After all, clothes aren’t THAT important. So it comes off as petty and small if a man is too particular about his clothes. I have written many times about how important it is to not be too fussy about your clothes.

But I didn’t just arrive at that level of nonchalance. It took years of annoying fussiness to finally calmly settle into my own style. And that’s what I try to help you all with. To clear away the chaff. To hack through the vines that obscure your path to sartorial comfort, whatever that means for you. I hope that I can help convey you along that road so you feel comfortable pulling on whatever and heading out the door. I want you to feel as if I have already done the heavy lifting for you.

I forget who said it originally but it’s quoted in one of Alan Flusser’s books. To paraphrase: A man should look as if he chose his clothes thoughtfully, put them on with care, and then forgot all about them.

It’s that last part that’s most important. Forget all about them. What that’s really saying is “don’t let your clothes do all the talking”. If your clothes are the most prominent thing conveying your personality to the world, then your personality is pretty boring and you need to work on that.

Being too particular about your clothes is the male equivalent of appearing “high maintenance”. Again, the initial effort is fine because it means that you care about your presentation. As hard as it is for men to come around to that fact, it is still true.

But don’t let your clothes do all the talking.

Early on, when I first started dressing “well”, I was so particular about my clothes that I became known at work as the “suit guy”. That’s not necessarily a bad thing, but I was not confident enough in general to let the rest of my personality shine through.
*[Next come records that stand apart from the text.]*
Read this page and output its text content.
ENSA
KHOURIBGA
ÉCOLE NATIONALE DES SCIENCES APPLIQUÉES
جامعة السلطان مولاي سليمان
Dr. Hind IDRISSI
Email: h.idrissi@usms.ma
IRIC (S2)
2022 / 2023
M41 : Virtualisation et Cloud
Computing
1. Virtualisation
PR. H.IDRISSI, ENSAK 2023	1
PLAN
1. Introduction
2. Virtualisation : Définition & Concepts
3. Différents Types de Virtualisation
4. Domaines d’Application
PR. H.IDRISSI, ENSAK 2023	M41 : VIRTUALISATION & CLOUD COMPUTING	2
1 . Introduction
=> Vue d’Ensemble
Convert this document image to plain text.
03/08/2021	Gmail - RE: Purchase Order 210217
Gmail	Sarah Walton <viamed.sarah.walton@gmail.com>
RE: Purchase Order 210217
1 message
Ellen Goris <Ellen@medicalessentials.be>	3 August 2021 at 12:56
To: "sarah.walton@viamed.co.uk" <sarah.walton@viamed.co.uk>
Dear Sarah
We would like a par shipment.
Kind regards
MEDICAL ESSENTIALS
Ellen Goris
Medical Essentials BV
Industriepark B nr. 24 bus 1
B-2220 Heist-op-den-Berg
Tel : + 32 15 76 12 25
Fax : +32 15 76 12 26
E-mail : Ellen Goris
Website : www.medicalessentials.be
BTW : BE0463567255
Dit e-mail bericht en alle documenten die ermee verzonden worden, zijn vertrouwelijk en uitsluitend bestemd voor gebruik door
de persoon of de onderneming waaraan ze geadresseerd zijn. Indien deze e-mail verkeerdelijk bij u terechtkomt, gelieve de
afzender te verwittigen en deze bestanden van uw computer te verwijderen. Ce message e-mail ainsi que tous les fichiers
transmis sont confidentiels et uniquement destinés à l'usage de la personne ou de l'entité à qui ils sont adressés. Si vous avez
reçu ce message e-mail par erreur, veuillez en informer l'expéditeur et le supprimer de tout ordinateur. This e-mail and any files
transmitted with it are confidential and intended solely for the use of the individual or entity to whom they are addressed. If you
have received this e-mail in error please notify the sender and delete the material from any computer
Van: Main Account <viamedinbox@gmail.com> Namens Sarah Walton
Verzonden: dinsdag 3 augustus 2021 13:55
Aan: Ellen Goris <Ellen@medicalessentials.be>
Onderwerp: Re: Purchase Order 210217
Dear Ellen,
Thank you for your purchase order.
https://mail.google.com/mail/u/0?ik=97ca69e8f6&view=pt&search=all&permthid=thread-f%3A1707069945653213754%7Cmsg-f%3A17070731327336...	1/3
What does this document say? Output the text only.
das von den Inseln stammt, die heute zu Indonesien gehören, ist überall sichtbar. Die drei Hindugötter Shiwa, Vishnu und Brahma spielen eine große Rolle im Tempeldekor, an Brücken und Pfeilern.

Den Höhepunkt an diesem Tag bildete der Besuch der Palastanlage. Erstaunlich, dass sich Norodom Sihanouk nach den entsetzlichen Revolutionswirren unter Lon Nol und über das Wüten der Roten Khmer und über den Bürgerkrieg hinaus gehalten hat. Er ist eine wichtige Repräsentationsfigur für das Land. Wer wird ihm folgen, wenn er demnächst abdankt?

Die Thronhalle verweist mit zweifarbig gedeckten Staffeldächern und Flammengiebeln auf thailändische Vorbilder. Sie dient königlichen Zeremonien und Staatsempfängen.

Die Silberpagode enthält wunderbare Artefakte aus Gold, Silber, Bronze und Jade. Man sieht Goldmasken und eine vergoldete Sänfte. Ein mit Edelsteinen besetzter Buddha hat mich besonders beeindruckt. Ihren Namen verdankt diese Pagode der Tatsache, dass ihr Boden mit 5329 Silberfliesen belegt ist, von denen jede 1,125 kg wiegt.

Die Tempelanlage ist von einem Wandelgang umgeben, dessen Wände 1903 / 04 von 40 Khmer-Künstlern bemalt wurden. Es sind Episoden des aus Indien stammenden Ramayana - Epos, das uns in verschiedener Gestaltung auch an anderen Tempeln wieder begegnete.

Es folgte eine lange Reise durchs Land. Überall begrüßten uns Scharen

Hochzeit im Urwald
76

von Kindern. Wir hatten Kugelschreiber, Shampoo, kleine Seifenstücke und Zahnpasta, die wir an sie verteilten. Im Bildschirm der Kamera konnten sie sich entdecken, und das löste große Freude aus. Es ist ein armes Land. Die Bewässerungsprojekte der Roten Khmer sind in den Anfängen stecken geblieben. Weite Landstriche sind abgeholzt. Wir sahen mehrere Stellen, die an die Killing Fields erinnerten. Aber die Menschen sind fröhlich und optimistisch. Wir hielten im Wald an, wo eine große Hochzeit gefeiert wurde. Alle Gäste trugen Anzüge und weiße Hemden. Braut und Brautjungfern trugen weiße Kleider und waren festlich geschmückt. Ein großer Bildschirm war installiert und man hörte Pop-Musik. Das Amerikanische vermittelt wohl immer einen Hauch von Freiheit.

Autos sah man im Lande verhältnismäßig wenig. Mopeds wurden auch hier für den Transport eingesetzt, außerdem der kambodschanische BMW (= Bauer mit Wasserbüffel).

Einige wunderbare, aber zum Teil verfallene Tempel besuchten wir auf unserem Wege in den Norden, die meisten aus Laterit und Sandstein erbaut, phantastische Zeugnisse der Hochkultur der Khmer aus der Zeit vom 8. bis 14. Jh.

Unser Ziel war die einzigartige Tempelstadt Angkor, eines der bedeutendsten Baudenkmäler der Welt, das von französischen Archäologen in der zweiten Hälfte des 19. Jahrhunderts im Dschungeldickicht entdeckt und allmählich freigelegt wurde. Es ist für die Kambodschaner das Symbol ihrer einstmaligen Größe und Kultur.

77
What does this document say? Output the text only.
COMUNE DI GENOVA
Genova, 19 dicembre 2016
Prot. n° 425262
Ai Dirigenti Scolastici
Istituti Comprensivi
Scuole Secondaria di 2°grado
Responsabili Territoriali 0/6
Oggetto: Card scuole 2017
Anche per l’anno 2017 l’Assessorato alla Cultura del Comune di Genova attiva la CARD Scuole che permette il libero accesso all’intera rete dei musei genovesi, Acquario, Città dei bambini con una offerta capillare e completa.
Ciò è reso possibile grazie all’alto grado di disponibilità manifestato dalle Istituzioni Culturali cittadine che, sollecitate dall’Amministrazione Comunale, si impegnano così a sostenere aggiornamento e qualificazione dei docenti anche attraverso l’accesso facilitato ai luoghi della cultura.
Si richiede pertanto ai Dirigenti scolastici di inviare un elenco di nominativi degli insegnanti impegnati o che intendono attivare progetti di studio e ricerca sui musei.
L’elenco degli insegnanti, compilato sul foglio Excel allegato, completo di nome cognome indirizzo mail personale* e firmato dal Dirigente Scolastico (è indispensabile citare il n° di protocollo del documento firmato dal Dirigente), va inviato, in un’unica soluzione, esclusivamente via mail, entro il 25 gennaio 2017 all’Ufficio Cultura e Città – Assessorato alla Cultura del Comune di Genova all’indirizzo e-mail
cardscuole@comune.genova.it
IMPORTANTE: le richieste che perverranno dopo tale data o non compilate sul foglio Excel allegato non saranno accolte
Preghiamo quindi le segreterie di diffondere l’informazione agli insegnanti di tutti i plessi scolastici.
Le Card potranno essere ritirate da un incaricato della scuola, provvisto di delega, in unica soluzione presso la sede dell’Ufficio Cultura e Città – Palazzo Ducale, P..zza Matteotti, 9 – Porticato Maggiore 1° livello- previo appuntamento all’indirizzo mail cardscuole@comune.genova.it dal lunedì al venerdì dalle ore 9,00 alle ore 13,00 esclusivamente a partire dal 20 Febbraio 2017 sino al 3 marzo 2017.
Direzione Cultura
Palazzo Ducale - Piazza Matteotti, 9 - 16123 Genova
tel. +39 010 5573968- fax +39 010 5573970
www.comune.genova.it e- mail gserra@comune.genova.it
No one really knew much about me, except that I liked to wear a suit. I wasn’t “Richard…..who likes to wear a suit”. I was “The Guy Who Always Wears A Suit…..I think his name is Richard”.

The other day, I had to go into the office for one of our sporadic “in-person” days. In the past, I would have dressed to the nines, not only because I like to, but because I would have been nervous and felt like my clothing choices were the most interesting things I could “say” to the world.

Instead, I chose some khaki cotton chinos, a blue oxford button-down shirt, a lighter weight brown checked tweed jacket with a white linen pocket square, and burgundy shoes. It was very simple. But it was because of its simplicity that I felt so good about it. It was so easy and comfortable and it almost felt like I “just didn’t care”.

So, as men, can we all collectively work to dispel the myth that caring about how we look is somehow unmanly? All it does it hold us back.

And I have a strong sense that our wives and girlfriends will appreciate it.